Computers for beginners - So what is a computer?

You may often hear "computer" to refer to a desktop personal computer or maybe a laptop, but technically a lot more devices in fact contain a computer. Routers, servers, DVD players, games/video consoles, ATM's, smart phones and many other smart devices are all examples. But what actually is a computer?

The technical explanation:

A computer is a machine, device or system that can be instructed (commanded or programmed) to perform sets or sequences of arithmetic and logical operations on encoded information, called data, typically in a faster and more accurate and efficient manner than humans can. A true computer is versatile (or flexible) in its usage and takes in two kinds of data - a set of instructions and the data to perform the commands on, then outputs the results to one or more specified locations. Most computers are electronic and work with digital data, but a few are mechanical or use unconventional mediums like water, work directly with ternary (base-3) or even analogue data.

Originally computers were very primitive, being no or little more than a programmable or automatic calculator, powered by a hand-crank. The name "computer" derived from the phrase "computare" or "compute", meaning to "calculate". Despite the greater capability of computers today, they fundamentally do more of the same thing - number crunching. This is because information usually has to be broken down to discrete values, and numeracy, virtual or not, is essential to sequencing and applicable logic. Processing information often involves arithmetic operations and binary (or any kind of digital information) depends on all this.
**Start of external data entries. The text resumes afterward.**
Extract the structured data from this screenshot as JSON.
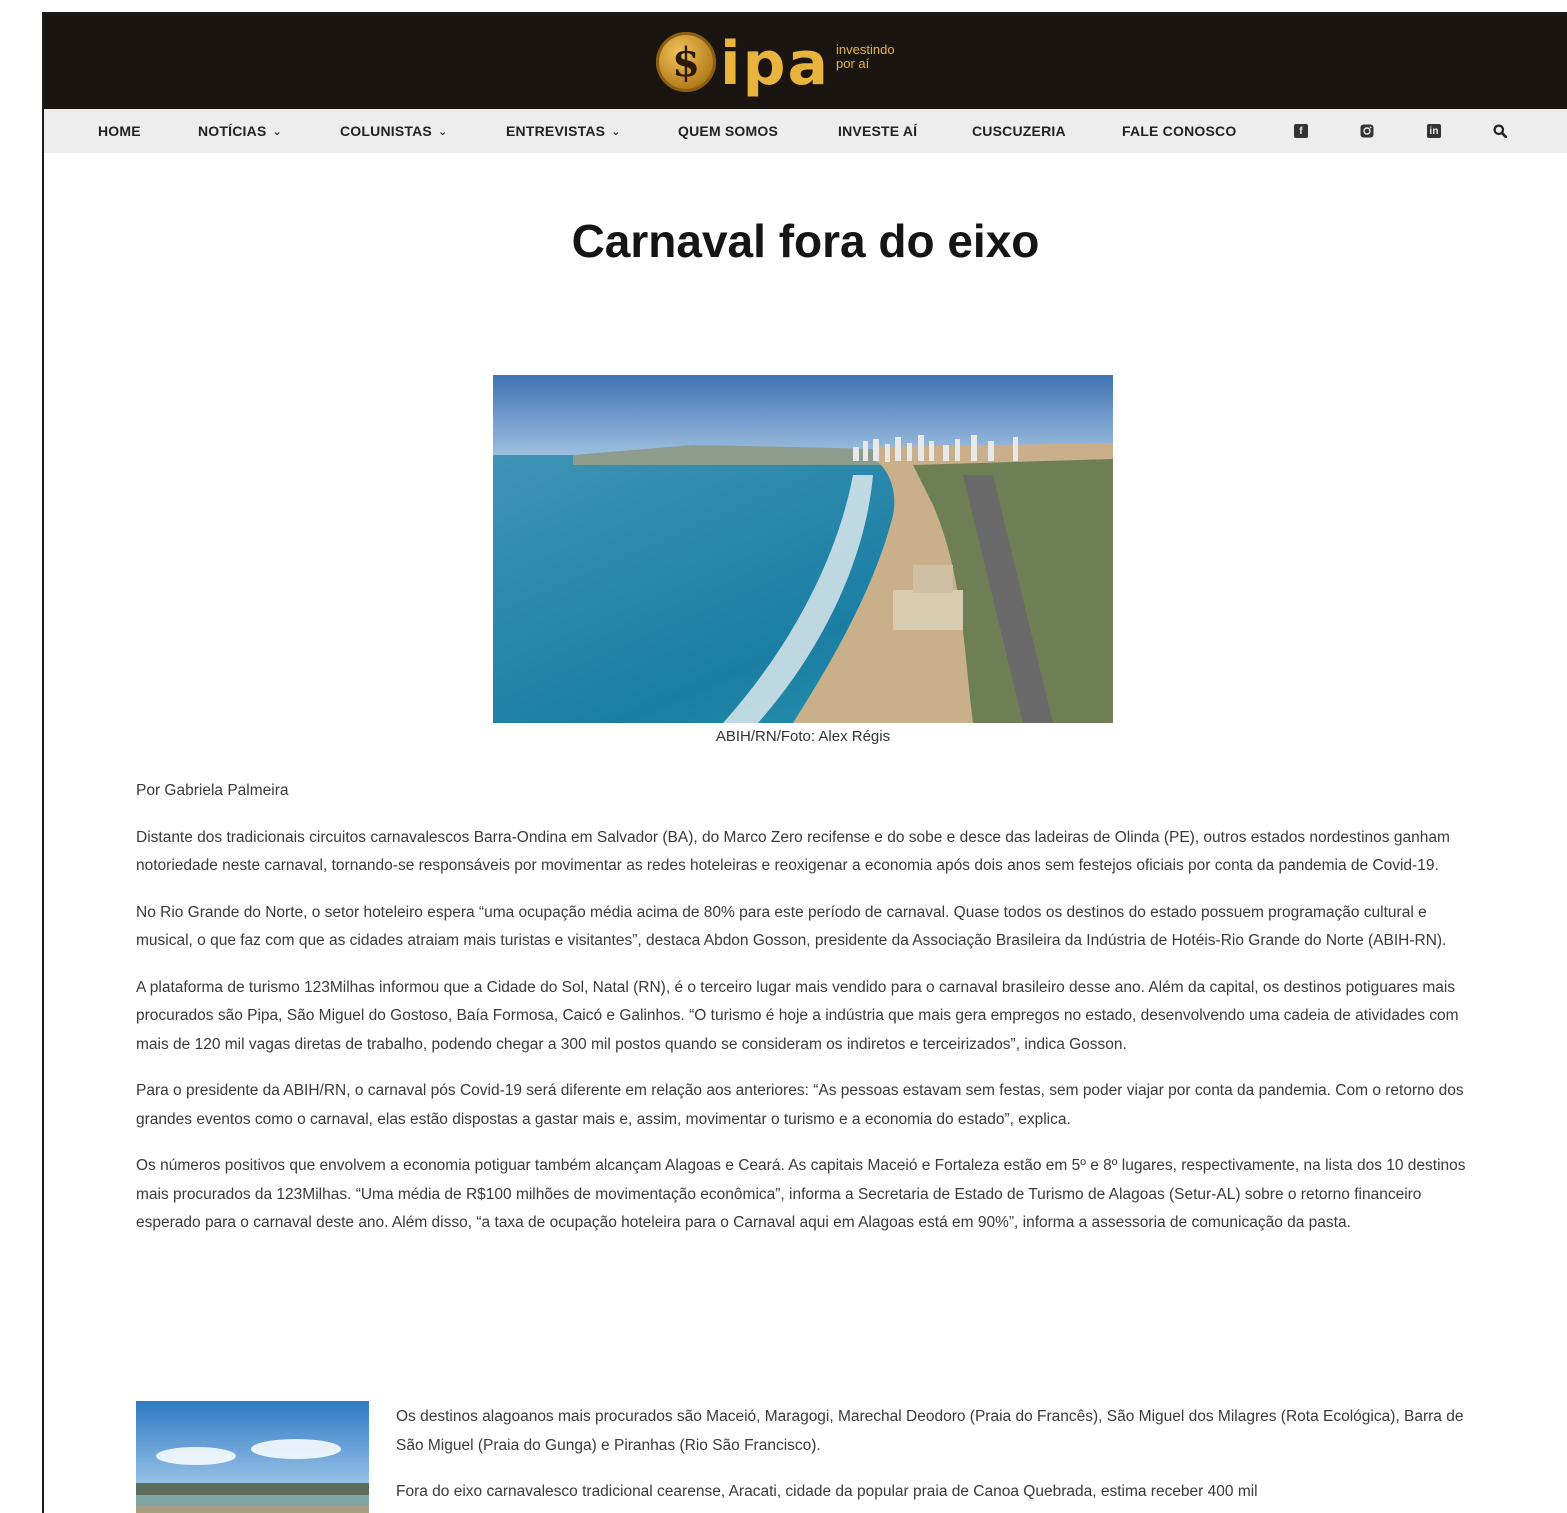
{
  "brand": {
    "coin_symbol": "$",
    "wordmark": "ipa",
    "tagline_1": "investindo",
    "tagline_2": "por aí",
    "accent": "#e9b43d",
    "header_bg": "#1b1512"
  },
  "nav": {
    "items": [
      {
        "label": "HOME",
        "dropdown": false
      },
      {
        "label": "NOTÍCIAS",
        "dropdown": true
      },
      {
        "label": "COLUNISTAS",
        "dropdown": true
      },
      {
        "label": "ENTREVISTAS",
        "dropdown": true
      },
      {
        "label": "QUEM SOMOS",
        "dropdown": false
      },
      {
        "label": "INVESTE AÍ",
        "dropdown": false
      },
      {
        "label": "CUSCUZERIA",
        "dropdown": false
      },
      {
        "label": "FALE CONOSCO",
        "dropdown": false
      }
    ],
    "chevron": "⌄",
    "icons": [
      "facebook-icon",
      "instagram-icon",
      "linkedin-icon",
      "search-icon"
    ]
  },
  "article": {
    "title": "Carnaval fora do eixo",
    "image_caption": "ABIH/RN/Foto: Alex Régis",
    "byline": "Por Gabriela Palmeira",
    "paragraphs": [
      "Distante dos tradicionais circuitos carnavalescos Barra-Ondina em Salvador (BA), do Marco Zero recifense e do sobe e desce das ladeiras de Olinda (PE), outros estados nordestinos ganham notoriedade neste carnaval, tornando-se responsáveis por movimentar as redes hoteleiras e reoxigenar a economia após dois anos sem festejos oficiais por conta da pandemia de Covid-19.",
      "No Rio Grande do Norte, o setor hoteleiro espera “uma ocupação média acima de 80% para este período de carnaval. Quase todos os destinos do estado possuem programação cultural e musical, o que faz com que as cidades atraiam mais turistas e visitantes”, destaca Abdon Gosson, presidente da Associação Brasileira da Indústria de Hotéis-Rio Grande do Norte (ABIH-RN).",
      "A plataforma de turismo 123Milhas informou que a Cidade do Sol, Natal (RN), é o terceiro lugar mais vendido para o carnaval brasileiro desse ano. Além da capital, os destinos potiguares mais procurados são Pipa, São Miguel do Gostoso, Baía Formosa, Caicó e Galinhos. “O turismo é hoje a indústria que mais gera empregos no estado, desenvolvendo uma cadeia de atividades com mais de 120 mil vagas diretas de trabalho, podendo chegar a 300 mil postos quando se consideram os indiretos e terceirizados”, indica Gosson.",
      "Para o presidente da ABIH/RN, o carnaval pós Covid-19 será diferente em relação aos anteriores: “As pessoas estavam sem festas, sem poder viajar por conta da pandemia. Com o retorno dos grandes eventos como o carnaval, elas estão dispostas a gastar mais e, assim, movimentar o turismo e a economia do estado”, explica.",
      "Os números positivos que envolvem a economia potiguar também alcançam Alagoas e Ceará. As capitais Maceió e Fortaleza estão em 5º e 8º lugares, respectivamente, na lista dos 10 destinos mais procurados da 123Milhas. “Uma média de R$100 milhões de movimentação econômica”, informa a Secretaria de Estado de Turismo de Alagoas (Setur-AL) sobre o retorno financeiro esperado para o carnaval deste ano. Além disso, “a taxa de ocupação hoteleira para o Carnaval aqui em Alagoas está em 90%”, informa a assessoria de comunicação da pasta."
    ],
    "side_paragraphs": [
      "Os destinos alagoanos mais procurados são Maceió, Maragogi, Marechal Deodoro (Praia do Francês), São Miguel dos Milagres (Rota Ecológica), Barra de São Miguel (Praia do Gunga) e Piranhas (Rio São Francisco).",
      "Fora do eixo carnavalesco tradicional cearense, Aracati, cidade da popular praia de Canoa Quebrada, estima receber 400 mil"
    ]
  }
}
Still, a computer is expected to make decisions according to a condition, and direct information (often in electrical signals) somewhere, thus "move" data and even "communicate". Thus, computers are a little more than "things that compute".

Key components:

As a system, a computer generally has at least three key sub-systems - a CPU or processor that has built-in functions and conducts most of the work, at least one form of memory to hold data (including commands) and an Input/Output (I/O) where data can be taken to or from another device or system.

Any device that runs software is a computer, or relies on one. Software, or programs, is basically a set of instructions/commands (called code) of which to perform, but sophisticated software can also be considered as a set of blue prints and also comes with data included. Software is usually stored in binary to the computer, often one or a few bytes (8 bits each) per command, which directly correlate to digital commands to the processor, however software developers usually write the code with more human-friendly text which then gets optimised and built or compiled into so-called byte-code. Some software gets compiled to byte-code that other software can run (emulate), while others have to be written as the target CPU's Instruction Set Architecture (IS/ISA), or language, which the CPU or CPU's family can understand.

The analogies:

One can envision a secretary, or office worker, with a set of tools - a pen, a calculator of some kind, paper and access to a filling cabinet. The secretary is given a set of information and some instructions, and they routinely conduct these calculations or data processing with the given commands or orders from an executive. The worker can store these complete papers into a filling cabinet, fetch more from it, make copies or pass them to someone else or have them collected. You can imagine that finding forms from the cabinet takes time, as well as searching for the desire piece of info, compared to remembering them - this is similar to why hard drives (for example) are not often used as RAM. If the worker goes to sleep, their working memory gets all but wiped clean, but the large quantity of data stored in the cabinet is safe and sound and ready to be picked up by them or another worker. Multi-core processors (or similar) are like offices with multiple independent workers, which maybe have their own desk and tools, but may have to compete with others while accessing the same cabinet, or batches of papers that's taken in or out of the office.

Another analogy which may be more familiar (and tasty) is a restaurant; which has customers (users), orders for dishes (commands or software functions), waiters (busses and interfaces), chefs and cooks (CPU's), recipes (software in memories) and ingredients (data to process). Each cook moves the taken ingredients about to the intended destination, use tools, etc and assembles the "cooked" pieces together ready to be collected. This processed food (data) is carried out by the waiter or servant to the intended location - what the customer does with it from then on is up to them. Software is analogous to the written (and memorised) recipes, but when executed it dictates the operations commanded by a conductor - or often the chef in this case.

An orchestra can be seen as computer and program too. The conductor is the CPU's control unit, the tempo is the CPU clock speed, the music sheet is the set of instructions and/or data and the players are parts of the Arithmetic Logic Unit and such which follow, in sync, the given score and output the interpretation with sound. The music notes are very much digital instructions, set as discrete values, even though the sound produced is analogue.

Animal brains can also be defined as a computer to a loose extent, however fundamentally a computer doesn't have to store data for the long term or emulate (run) Artificial Intelligence.

Informal and inaccurate synonyms:

Desktop, PC (computers are not exclusively PC's), data processor, CPU, workstation, mainframe, electronic brain, AI.